Using str(), we can come across that both dates in our data frame stop_date and driver_birthdate are each stored in one column.

Every bit an example for how to piece of work with dates let united states see if in that location are seasonal differences in the number of traffic stops.

We're going to be using the ymd() function from the bundle lubridate . This function is designed to take a vector representing year, calendar month, and solar day and convert that information to a POSIXct vector. POSIXct is a class of data recognized by R as being a date or appointment and time. The argument that the function requires is relatively flexible, but, as a all-time practice, is a character vector formatted as "YYYY-MM-DD".

Outset past loading the required bundle:

The ymd office likewise has nicely taken care of the fact that the original format of the date cavalcade is a factor!

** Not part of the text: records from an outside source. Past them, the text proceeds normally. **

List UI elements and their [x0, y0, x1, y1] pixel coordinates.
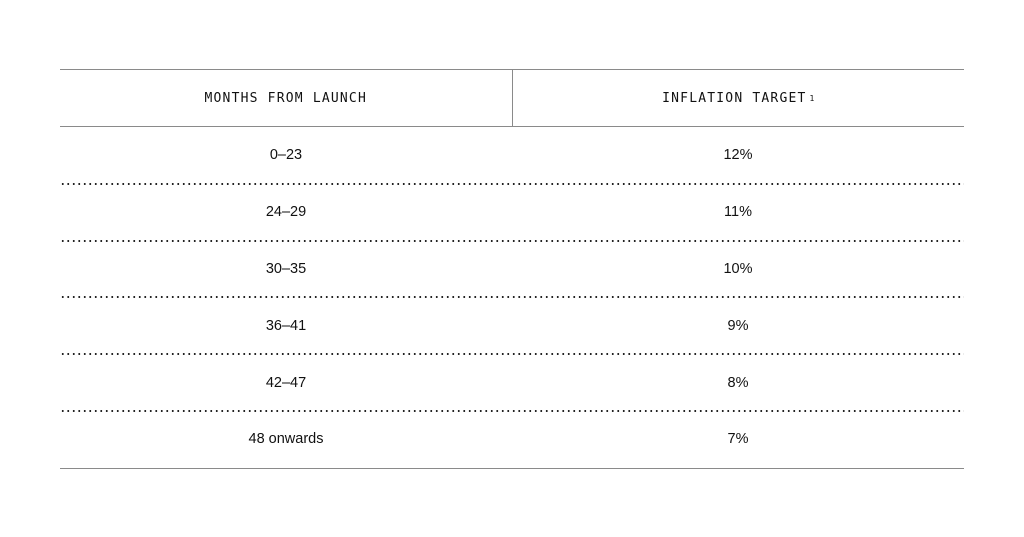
target-cell: 12% — [723, 147, 753, 164]
header-inflation-target: INFLATION TARGET 1 — [513, 70, 965, 126]
months-cell: 0–23 — [269, 147, 303, 164]
table-row: 42–47 8% — [60, 353, 964, 411]
months-cell: 48 onwards — [248, 431, 324, 448]
target-cell: 7% — [727, 431, 749, 448]
inflation-schedule-table: MONTHS FROM LAUNCH INFLATION TARGET 1 0–2… — [60, 69, 964, 469]
target-cell: 8% — [727, 374, 749, 391]
table-row: 36–41 9% — [60, 296, 964, 354]
table-row: 24–29 11% — [60, 182, 964, 241]
table-row: 30–35 10% — [60, 239, 964, 298]
months-cell: 42–47 — [265, 374, 307, 391]
table-row: 0–23 12% — [60, 127, 964, 184]
header-inflation-label: INFLATION TARGET — [662, 90, 807, 106]
months-cell: 30–35 — [265, 260, 307, 277]
target-cell: 11% — [724, 204, 752, 221]
table-body: 0–23 12% 24–29 11% 30–35 10% 36–41 9% 42… — [60, 127, 964, 469]
footnote-marker: 1 — [809, 93, 815, 103]
table-row: 48 onwards 7% — [60, 409, 964, 468]
header-months-from-launch: MONTHS FROM LAUNCH — [60, 70, 513, 126]
target-cell: 9% — [727, 317, 749, 334]
months-cell: 24–29 — [265, 204, 307, 221]
header-months-label: MONTHS FROM LAUNCH — [204, 90, 367, 106]
table-header: MONTHS FROM LAUNCH INFLATION TARGET 1 — [60, 69, 964, 127]
months-cell: 36–41 — [265, 317, 307, 334]
target-cell: 10% — [723, 260, 753, 277]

We tin at present easily extract year, month, and date using the respective functions: year(), calendar month(), and day() similar so:

Challenge

  • Are there more stops in certain months of the year or certain days of the month?

Challenge

  • Determine the age of the driver in years (guess) at the fourth dimension of the stop:
  • Extract driver_birthdate into a vector birth_date
  • Create a new vector age with the driver's age at the time of the terminate in years
  • Coerce age to a factor and use the plot part to check your results. What practise you discover?